Bruce has three sons, Jack, Max, and Lucas with his wife Hilary.

Murray began his career as a producer and weekend sports anchor at the nation's first all sports radio station, WFAN. He moved on to become a line producer at the now defunct Mizlou Sports News Network." He's also worked at ESPN Radio and at Washington, D.C.'s sports radio station WTEM where he hosted the Washington Bullets pre-game, post-game and Coaches show.

Murray joined Sporting News Radio in the 1990s. From 2002 to 2005, Murray hosted Sporting News Radio's morning show Murray in the Morning, a hot talk-oriented morning zoo that departed heavily from the network's usual sports talk format. He also co-hosted The Troy Aikman Show, The Bill Parcells Show and Around the NFL.

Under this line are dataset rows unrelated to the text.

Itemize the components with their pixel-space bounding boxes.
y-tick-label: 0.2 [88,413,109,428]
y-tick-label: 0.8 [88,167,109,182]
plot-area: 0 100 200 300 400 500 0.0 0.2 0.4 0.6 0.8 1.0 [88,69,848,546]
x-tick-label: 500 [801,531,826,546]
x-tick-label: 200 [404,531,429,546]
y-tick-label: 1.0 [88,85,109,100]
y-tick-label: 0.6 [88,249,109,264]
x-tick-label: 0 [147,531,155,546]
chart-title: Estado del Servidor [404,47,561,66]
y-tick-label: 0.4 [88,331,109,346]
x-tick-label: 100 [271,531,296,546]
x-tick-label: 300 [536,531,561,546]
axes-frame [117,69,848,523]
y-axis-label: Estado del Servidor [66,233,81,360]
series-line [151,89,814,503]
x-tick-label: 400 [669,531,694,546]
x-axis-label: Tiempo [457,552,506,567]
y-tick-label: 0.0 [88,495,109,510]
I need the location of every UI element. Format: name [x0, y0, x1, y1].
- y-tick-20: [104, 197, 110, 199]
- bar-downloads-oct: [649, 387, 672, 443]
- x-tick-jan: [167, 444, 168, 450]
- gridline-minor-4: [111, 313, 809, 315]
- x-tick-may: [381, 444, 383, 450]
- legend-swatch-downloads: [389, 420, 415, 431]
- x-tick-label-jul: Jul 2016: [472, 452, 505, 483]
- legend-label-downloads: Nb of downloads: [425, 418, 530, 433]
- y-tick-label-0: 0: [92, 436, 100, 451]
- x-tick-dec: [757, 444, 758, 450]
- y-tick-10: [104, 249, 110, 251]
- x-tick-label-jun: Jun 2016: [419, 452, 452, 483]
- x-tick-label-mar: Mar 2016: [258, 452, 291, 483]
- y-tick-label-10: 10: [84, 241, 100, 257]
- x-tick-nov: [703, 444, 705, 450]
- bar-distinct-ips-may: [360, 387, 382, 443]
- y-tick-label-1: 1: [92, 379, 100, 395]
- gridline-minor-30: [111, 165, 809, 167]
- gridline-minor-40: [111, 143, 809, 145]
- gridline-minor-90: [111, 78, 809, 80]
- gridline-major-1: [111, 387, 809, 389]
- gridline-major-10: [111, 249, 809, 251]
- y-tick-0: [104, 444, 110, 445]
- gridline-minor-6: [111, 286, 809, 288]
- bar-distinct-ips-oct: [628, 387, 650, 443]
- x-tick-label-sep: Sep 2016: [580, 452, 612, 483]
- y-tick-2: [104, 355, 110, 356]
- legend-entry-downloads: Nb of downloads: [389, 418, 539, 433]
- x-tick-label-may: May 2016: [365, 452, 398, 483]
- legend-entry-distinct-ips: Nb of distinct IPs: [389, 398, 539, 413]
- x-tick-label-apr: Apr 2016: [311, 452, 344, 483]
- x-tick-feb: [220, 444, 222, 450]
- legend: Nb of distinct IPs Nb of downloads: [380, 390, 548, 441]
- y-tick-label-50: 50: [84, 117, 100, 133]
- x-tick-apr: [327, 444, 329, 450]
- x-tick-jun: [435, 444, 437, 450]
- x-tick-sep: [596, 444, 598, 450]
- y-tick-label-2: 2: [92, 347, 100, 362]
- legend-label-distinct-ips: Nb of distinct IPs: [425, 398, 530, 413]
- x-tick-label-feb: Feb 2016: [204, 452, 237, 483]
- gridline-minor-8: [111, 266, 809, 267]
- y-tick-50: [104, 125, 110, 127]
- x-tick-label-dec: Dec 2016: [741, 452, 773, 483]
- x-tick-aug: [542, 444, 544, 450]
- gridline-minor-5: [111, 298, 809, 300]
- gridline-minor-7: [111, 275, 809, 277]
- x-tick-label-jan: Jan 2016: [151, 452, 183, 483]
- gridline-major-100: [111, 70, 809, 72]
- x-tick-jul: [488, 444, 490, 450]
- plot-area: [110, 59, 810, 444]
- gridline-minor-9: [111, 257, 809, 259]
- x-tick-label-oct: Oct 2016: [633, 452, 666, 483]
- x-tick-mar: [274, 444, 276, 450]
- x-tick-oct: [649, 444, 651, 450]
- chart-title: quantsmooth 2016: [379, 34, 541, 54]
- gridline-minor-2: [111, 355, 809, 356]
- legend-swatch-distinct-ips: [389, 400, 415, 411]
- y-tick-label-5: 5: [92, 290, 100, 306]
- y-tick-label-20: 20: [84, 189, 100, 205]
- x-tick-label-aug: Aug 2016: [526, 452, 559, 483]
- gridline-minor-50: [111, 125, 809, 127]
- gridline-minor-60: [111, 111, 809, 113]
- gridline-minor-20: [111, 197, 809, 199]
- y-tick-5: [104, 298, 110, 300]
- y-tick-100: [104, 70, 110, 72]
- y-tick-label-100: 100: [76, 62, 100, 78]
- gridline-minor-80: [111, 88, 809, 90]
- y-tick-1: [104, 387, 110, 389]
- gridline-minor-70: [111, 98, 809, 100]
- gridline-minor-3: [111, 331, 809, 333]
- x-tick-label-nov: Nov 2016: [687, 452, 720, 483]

In 2009, Murray was one of the original on-air personalities when SiriusXM's Mad Dog Radio channel was launched. On March 8, 2012, he joined with best-selling author and columnist John Feinstein for the sports talk show, Beyond the Brink before the departure of Feinstein to CBS. In March 2013, Murray announced his departure from Mad Dog Radio, and moved over to the NFL Channel on SiriusXM, co-hosting The SiriusXM Blitz with former quarterback Rich Gannon. In addition to Rich Gannon, Murray's co-hosts have included, Alex Smith, Kirk Morrison, Todd Haley, Charles Davis, Mark Dominik, Phil Savage and Max Starks.